We should be clear what the kind of mathematical precision we are talking about here as well. We don't mean "calculating the exact value of the speed of the car to 5 decimal places" (we'll see in this chapter that kind of precision is not actually what we are after). We mean something more like "numerically well-defined". For example, if we said "The position of the car is 5 m from the end of the race", we can't actually perform any calculations with that information, because which part of the car are we talking about? For sure, you could say "the front", or "the back", or "30 cm from the driver", but now we might need to know even more things about the car - how big is it, or how big the seats are (to determine the position of the driver relative to the finish line). The abstraction avoids all this by the replacement of real objects with simple representations of them. If the car is represented as a point, then "5 m from the end of the race" becomes very well-defined, because it can only refer to one location! Similarly for the representation of the car as a box with wheels - more information is required (dimensions of the box and the wheels?), but it's still far less then what might be required for the real, physical car.
Now that we've covered "abstraction", what does "study of the abstraction" mean? Well, it's often said that physics is "the study of the fundamental interactions" - that's what we mean, but we mean it specifically within the abstraction. We aren't actually studying how the fundamental interactions of the real world influence real physical objects - we are representing the world with an abstraction, and studying the abstraction.

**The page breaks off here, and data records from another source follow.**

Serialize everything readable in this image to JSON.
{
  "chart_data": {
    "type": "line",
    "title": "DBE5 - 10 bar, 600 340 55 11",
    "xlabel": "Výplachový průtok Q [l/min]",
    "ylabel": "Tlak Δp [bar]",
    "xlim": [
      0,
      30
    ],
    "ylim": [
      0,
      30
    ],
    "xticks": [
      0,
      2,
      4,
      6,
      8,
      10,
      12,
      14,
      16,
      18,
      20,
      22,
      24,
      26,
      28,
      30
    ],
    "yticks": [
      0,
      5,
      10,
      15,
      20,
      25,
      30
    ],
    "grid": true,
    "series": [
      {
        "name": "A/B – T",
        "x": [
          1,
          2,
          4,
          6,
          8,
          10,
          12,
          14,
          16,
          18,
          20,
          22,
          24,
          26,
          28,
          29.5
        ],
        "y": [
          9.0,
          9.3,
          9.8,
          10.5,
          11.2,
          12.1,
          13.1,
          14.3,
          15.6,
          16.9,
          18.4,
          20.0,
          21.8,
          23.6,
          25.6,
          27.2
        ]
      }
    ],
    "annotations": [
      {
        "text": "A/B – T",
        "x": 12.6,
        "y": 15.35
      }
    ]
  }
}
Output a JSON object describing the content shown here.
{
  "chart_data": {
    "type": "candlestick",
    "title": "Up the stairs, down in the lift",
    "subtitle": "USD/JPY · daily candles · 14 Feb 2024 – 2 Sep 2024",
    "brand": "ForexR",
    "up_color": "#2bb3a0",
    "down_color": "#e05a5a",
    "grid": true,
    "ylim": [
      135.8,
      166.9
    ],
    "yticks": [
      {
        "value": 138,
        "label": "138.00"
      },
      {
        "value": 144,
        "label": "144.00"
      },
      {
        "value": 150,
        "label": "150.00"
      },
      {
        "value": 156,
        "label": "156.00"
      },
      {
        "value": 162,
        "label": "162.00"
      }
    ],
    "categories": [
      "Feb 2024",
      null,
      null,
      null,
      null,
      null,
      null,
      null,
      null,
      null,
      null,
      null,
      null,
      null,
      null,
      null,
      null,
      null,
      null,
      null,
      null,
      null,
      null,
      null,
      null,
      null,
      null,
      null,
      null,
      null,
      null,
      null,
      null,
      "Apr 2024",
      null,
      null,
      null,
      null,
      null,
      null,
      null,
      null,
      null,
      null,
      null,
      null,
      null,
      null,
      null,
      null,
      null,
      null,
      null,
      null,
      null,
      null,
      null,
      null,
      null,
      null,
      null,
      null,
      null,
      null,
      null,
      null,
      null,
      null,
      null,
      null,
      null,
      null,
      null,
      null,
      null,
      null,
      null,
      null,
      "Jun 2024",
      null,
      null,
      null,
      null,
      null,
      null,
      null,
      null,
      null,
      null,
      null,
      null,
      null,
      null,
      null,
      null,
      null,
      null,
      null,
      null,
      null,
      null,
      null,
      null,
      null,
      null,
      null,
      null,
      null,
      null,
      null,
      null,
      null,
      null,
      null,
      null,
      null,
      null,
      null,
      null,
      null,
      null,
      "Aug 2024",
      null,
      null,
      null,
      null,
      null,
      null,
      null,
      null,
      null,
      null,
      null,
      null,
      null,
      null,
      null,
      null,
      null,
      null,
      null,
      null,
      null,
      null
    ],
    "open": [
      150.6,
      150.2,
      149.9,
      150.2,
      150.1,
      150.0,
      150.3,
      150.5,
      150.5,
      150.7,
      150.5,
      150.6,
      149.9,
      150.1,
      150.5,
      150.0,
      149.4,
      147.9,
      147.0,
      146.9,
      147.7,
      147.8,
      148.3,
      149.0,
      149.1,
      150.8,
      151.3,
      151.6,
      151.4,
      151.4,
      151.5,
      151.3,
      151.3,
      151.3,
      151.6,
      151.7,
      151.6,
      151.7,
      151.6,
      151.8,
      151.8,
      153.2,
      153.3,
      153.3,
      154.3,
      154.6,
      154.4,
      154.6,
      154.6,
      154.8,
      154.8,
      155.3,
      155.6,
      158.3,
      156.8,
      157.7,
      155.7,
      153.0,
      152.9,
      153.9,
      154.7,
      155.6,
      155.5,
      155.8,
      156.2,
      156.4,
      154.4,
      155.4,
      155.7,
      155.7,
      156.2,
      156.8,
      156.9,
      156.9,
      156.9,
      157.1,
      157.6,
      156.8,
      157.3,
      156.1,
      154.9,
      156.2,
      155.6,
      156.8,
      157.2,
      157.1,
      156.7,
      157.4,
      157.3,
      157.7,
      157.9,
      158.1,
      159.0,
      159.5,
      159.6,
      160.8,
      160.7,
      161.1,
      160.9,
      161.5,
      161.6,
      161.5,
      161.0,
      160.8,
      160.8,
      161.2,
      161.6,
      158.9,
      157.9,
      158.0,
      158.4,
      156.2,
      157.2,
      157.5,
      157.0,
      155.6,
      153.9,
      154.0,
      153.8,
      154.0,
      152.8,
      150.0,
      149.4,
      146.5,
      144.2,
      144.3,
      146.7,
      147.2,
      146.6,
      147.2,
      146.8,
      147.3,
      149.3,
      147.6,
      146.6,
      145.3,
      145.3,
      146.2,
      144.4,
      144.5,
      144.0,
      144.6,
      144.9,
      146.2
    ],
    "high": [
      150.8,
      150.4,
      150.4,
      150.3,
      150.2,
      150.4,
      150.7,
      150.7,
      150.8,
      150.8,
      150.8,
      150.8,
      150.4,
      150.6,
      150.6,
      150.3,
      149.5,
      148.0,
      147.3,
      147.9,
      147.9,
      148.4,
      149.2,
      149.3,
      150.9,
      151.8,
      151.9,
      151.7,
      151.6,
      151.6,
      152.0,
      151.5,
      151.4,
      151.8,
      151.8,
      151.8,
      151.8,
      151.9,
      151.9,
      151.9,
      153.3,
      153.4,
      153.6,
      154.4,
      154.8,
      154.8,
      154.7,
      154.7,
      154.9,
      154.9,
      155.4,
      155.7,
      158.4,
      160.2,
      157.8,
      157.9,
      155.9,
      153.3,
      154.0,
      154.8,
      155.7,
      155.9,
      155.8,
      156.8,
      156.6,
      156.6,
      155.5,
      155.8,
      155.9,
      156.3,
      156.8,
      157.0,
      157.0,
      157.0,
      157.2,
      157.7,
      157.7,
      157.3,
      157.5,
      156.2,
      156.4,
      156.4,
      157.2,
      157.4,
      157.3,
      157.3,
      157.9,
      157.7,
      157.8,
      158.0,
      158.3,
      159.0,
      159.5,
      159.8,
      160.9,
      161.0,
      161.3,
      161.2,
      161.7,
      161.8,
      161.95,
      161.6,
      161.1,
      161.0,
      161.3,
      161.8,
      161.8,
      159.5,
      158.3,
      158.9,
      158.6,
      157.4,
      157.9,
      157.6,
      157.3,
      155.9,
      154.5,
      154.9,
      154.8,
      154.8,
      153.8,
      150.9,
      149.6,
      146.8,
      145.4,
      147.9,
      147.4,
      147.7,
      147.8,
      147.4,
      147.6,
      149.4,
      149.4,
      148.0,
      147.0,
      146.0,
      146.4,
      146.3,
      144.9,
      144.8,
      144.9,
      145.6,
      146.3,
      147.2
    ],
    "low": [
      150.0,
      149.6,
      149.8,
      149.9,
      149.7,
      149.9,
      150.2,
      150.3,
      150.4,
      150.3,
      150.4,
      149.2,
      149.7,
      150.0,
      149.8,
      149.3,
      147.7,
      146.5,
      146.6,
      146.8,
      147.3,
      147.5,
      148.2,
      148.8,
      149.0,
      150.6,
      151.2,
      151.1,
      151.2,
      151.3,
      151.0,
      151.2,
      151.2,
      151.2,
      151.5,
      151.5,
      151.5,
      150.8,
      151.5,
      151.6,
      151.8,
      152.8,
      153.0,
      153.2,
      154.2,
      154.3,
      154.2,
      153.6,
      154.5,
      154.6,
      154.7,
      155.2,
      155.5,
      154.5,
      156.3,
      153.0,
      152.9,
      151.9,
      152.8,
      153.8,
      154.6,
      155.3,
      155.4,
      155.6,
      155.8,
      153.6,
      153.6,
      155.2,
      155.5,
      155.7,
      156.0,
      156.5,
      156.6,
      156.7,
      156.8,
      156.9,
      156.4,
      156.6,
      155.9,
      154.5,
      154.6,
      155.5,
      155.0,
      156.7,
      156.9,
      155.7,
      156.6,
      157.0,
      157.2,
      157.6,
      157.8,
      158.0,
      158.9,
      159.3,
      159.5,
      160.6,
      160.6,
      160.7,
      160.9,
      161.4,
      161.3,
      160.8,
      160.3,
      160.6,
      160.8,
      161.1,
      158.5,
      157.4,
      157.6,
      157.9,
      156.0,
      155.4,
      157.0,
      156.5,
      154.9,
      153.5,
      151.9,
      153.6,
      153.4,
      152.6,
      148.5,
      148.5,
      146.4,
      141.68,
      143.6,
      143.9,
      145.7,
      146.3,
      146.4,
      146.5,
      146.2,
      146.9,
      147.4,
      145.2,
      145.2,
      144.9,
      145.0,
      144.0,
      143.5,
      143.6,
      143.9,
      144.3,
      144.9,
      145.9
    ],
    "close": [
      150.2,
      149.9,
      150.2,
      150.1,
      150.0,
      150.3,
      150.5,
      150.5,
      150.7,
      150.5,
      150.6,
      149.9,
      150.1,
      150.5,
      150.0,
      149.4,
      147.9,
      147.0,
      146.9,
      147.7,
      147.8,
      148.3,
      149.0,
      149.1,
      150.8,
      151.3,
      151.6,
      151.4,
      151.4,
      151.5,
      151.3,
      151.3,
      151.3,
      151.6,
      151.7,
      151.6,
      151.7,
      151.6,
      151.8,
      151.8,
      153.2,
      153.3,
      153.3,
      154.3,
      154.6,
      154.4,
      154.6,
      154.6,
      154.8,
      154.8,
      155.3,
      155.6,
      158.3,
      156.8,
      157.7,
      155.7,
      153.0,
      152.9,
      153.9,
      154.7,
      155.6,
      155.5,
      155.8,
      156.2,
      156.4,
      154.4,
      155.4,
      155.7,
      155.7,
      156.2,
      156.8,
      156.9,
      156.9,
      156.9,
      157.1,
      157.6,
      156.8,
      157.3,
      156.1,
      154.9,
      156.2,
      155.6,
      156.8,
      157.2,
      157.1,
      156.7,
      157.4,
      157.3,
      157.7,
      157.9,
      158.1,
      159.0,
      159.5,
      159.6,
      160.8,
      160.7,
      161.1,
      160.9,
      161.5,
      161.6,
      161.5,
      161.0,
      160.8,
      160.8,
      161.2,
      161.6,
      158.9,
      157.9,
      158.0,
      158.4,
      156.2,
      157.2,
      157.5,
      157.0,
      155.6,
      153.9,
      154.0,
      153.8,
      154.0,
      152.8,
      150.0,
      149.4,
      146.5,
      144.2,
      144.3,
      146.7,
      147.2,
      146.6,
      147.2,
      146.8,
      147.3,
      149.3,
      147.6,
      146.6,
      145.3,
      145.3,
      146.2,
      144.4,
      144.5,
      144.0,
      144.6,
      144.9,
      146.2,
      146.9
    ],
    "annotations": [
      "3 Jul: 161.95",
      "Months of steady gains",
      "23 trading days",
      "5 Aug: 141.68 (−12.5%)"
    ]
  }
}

The force of gravity is actually enormously complicated in the real world (it's everywhere, it acts between each individual molecule and each other individual molecule....you'd be calculating for your entire life!), but in our abstraction, it's just a simple force acting between two points. By proposing simple, fundamental interactions between objects we are hoping to model the real world.
Of course, we claim that physics actually is the study of the real world, but you aren't ever going to see that connection by using solely the abstraction - you have to go into the laboratory and perform experiments to verify that our abstraction is an "accurate and precise" representation of the real world. We aren't going to talk much about that in this text, since it is primarily designed to give you an introduction to the prediction and quantitative aspects of the field - hopefully, your theoretical experience with this text will be coupled with a laboratory experience as well, so that you can see how well physics actually does at describing phenomena and events in the real world.